I didn’t recognize the number, but after muddled noises and forced greetings, I made out that the person on the other line was John. “I have a house for you,” he said. I had to break the news to him that we just purchased our new rental, but I appreciated his help. I really did, too. John kept his word, to a point. Who would’ve thought this random guy would take time out of his week to help two people he’d only talked to for five minutes?

John and I both discussed plans to meet and chat in Kayonza that evening, but when I arrived to town and called his line, no answer came from the other end. To this day, I haven’t heard from him. I’m still curious as to whether he really did find us a potential house and how much it was.

Even more so, I’m curious if he’ll find a way to show up in our lives again. Being in a foreign country for only a limited amount of time, I frequently think about my ticking clock. There’s no guarantee I’ll return to Rwanda after my ten months. All my future embraces and heart-felt “Amakuru’s” could simply be grains of sand in an hourglass.

Fast-forward to last Sunday, our expected move-in date. Postponed. The unfinished bathroom was probably still just that, unfinished. Our next expected move-in, Monday. Postponed. Could be anything at this rate. Finally, we were told we could move our belongings in Tuesday evening.

We jumped at the chance, had our Rwinkwavu crew find us a taxi and took off in a beat-up Toyota just big enough to contain all our baggage. That night, I marched over a mile stretching my arms to the brink so I could carry a twin mattress over my head all the way to my new bedroom. Our own two legs were the only moving companies available after eight o’clock.

With a full stomach of brochettes and celebratory beers for our first successful rental in Rwanda, we crashed on our mattresses. The house was completely cleared out except for our own luggage, backpacks and what we could carry. The living room cement floor was our bed frame.

We’ve upgraded the crib a bit since the first night — one more bed, three plastic chairs, kitchen shelves, a laundry basket and mosquito nets — but the inside is still fairly desolate.

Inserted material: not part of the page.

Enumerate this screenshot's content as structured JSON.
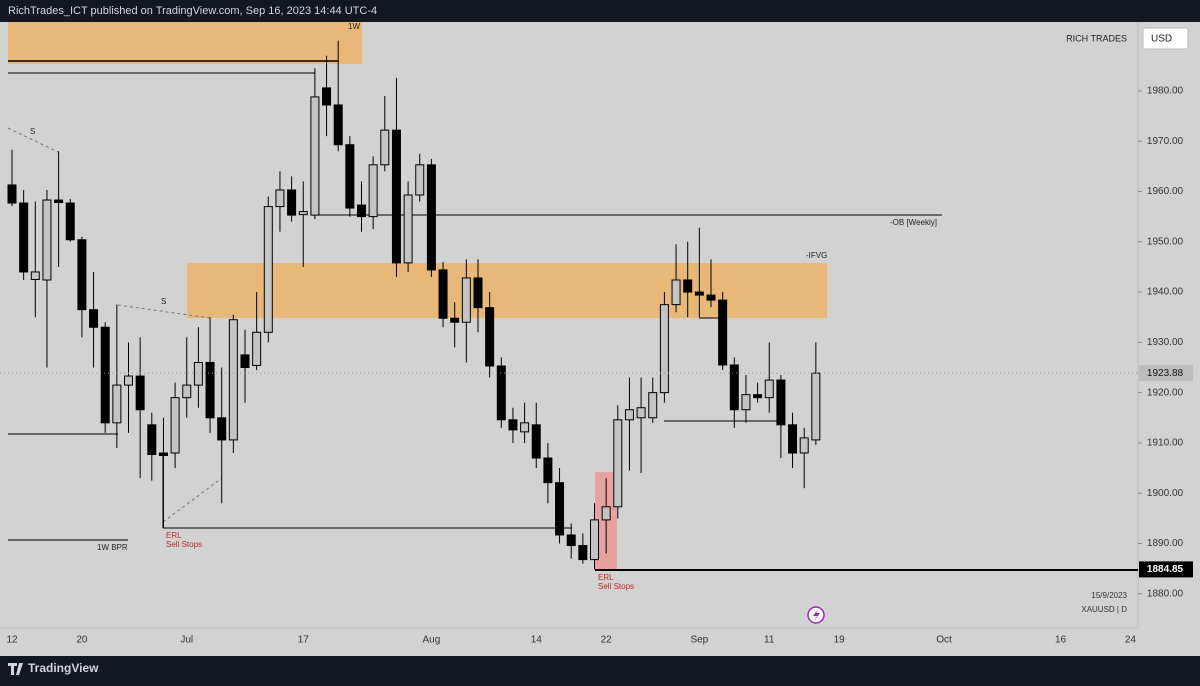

In time, I’m confident we’ll make it our own.

The kids — well, not to mention the whole neighborhood — know exactly where we live now. The little ones just make it obvious. They rush in packs to see us when we leave for the day, or peer through the cracks of our gate, or climb on each others shoulders to peek over the barrier wall.

For now, we’re still the “Muzungus!” of the community. I don’t think that will change during our fellowship. Eventually, though, hopefully Kayonza’s own will warm up to calling us neighbors.